In the Kočevje drevi art gallery, the group exhibition Roški kvartir is opening with the works of five artists who in their practice often depict nature and the forest ecosystem.
They present their works Tina Dobrajc, Mitja Ficko, Peter Gaber, Mito Gegič and Monika Slemc Klavžar.
Although the participating artists present works of larger and smaller formats, which are characterized by specific author’s styles and recognizable artistic language, in the foreground are nevertheless more monumental works, which, according to the curator Maše Žekš “they approach the atmosphere of mighty nature, the endless seam, the mysterious milieu, the beasts and their hiding places”.

To nature, every artist or the artist approaches from another stage and in a different way. As we read in the exhibition text, Mito Gegič paints the depicted forests through the prism of Slovenian hunting tradition. It critically and ambivalently tackles the power relations between regulatory bodies, unwavering toxic masculinity and capitalism in relation to moral ethics and compassion. In her characteristic works, Monika Slemc Klavžar delves into the geological composition and foundations of natural laws and explores the complex relationship between man and nature, which is even more destructive in a hectic technologically advanced society.
Tina Dobrajc intertwines saturated and dark forests with feminism and ambiguous folklore, and in addition to environmental issues, she also raises a more complex geopolitical question about the growing and recurring xenophobic tendencies in our environment.
Peter Gaber and Mitja Ficko are more of a dream. With his bold volumes and dark abstraction, Peter Gaber draws the viewer into melancholic spheres, illustrated in a primordial down-to-earth manner, while Mitja Ficko, with his thoughtful composition and placement of cute creatures, brings nature closer to us as an extremely inviting and varied habitat.
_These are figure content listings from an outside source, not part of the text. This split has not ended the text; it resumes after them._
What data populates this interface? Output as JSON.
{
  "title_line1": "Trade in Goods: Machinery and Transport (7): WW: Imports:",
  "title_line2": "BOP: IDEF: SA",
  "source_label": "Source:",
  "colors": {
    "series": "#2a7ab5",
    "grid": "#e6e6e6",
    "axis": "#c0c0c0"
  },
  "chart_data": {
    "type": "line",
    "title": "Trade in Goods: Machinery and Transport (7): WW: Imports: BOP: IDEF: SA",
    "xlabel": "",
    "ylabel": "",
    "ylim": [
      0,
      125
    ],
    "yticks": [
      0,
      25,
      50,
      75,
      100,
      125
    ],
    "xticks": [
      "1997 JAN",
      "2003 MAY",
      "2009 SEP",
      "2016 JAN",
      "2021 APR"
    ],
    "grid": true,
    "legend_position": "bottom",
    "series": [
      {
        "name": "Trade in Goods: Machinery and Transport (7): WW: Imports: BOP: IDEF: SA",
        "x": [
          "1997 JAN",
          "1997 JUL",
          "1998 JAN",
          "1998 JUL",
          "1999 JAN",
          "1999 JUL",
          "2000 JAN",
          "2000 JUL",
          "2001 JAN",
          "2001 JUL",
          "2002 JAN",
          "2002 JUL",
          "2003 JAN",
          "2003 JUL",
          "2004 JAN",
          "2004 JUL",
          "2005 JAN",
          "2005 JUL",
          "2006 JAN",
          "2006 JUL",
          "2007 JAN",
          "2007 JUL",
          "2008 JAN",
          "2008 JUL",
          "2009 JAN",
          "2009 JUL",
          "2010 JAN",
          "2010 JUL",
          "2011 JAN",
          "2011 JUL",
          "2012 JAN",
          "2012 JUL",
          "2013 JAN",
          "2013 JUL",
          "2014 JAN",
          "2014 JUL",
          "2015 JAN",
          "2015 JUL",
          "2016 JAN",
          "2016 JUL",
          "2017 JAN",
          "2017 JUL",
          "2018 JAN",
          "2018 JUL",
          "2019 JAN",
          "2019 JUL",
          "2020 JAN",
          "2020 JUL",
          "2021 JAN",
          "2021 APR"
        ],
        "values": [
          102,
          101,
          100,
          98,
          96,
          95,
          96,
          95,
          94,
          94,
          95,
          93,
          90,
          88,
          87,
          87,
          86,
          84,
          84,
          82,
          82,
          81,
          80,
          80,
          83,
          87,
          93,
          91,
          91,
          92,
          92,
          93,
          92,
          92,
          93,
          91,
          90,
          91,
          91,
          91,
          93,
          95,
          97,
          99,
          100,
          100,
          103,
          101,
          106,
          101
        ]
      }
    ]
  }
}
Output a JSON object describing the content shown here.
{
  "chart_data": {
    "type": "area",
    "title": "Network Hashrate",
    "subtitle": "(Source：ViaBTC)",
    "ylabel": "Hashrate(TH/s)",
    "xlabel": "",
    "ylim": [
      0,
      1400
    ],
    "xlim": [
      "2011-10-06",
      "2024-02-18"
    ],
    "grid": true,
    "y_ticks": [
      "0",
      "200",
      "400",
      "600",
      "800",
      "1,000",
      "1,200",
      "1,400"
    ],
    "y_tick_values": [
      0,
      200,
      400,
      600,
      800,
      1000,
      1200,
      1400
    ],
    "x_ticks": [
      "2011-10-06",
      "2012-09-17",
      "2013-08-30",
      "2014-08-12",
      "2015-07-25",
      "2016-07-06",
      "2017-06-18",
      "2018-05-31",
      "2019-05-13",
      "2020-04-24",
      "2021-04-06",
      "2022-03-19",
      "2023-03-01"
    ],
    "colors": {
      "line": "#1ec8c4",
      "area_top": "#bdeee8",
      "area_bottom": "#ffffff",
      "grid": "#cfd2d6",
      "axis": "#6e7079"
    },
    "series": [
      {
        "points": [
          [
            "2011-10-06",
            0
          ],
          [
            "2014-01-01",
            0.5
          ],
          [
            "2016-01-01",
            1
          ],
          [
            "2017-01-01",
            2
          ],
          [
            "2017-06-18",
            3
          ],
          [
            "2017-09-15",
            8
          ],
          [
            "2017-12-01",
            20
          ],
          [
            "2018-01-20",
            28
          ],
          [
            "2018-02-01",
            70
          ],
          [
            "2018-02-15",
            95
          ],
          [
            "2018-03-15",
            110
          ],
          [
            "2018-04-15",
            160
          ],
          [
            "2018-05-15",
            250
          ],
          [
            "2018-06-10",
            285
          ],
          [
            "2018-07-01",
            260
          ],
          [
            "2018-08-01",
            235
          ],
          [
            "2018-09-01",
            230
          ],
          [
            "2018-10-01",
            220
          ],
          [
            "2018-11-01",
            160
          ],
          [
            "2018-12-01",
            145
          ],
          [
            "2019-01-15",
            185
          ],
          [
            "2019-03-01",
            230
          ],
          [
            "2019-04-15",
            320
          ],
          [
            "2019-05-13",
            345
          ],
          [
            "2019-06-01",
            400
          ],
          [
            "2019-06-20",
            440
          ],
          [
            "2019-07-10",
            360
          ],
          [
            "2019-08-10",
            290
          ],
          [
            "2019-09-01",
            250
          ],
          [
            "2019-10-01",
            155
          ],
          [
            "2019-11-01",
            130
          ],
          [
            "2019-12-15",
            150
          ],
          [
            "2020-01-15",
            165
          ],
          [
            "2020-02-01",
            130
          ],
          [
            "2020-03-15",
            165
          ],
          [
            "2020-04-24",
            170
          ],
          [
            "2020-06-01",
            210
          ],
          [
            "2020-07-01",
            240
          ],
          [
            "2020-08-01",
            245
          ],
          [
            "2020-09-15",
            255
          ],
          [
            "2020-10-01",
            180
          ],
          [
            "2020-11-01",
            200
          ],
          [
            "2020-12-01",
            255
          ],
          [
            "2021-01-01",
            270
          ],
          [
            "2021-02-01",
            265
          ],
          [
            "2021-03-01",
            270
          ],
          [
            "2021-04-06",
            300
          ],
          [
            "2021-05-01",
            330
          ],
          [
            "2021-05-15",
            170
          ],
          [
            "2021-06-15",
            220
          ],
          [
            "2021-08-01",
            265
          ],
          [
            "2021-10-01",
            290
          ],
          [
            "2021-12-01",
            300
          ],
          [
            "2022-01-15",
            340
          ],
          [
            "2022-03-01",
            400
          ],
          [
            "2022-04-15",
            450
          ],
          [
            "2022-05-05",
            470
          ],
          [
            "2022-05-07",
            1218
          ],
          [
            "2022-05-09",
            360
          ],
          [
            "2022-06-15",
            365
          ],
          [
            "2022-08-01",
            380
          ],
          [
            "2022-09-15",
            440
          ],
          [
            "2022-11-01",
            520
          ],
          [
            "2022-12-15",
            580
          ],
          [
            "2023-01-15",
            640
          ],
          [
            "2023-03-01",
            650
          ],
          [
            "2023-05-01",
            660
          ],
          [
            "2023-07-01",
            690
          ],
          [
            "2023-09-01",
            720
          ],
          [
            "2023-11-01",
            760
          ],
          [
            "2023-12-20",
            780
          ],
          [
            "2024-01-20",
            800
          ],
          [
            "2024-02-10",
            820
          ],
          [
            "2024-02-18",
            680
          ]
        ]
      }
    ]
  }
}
Individual works on the border with abstraction are distinguished by the skillful layering of artistic elements, intense colors, the use of glitter and the rendering of specific night scenes.

Between national pride and the horror of historical memoriesAccording to the curator, the exhibition with its images of a dark forest, mysterious undergrowth, rocks, hydrosphere, wild creatures and methodically placed anthropomorphic figures and their ambivalent implications for the environment brings associations and memories linked to the Kočevski primeval forest, pristine wilderness and, in general, the homeland, the land of forests.
The title of the exhibition and its placement in the Kočev art salon allude to the sung Karst plateau, which on the one hand is connected to wider (almost automated) national pride, and on the other hand evokes fear and political-historical debris, the curator draws parallels. The presented works show nature, which can be a field for the manifestation of various stories and reflections – somewhere in the foreground is admiration for beauty, elsewhere critical and more direct messages, he writes.
“In relation to the local space, their works are applied to the properties, atmosphere and identity of the environment, which is discovered and understood in layers – initially a completely logical, generally understandable, anyway desirable liking of forests and nature. This is followed by a pinch of appealing pedantry that hints to local hobbies, tourist attractions or driving through Dolenjka. The latter reality of labor migrants under the surface is complemented by a more internal, impudence-saturated suggestion of existing and historical issues related to the communities living there, Kočevski Rog and the southern state border.”
The exhibition will be on display until June 10.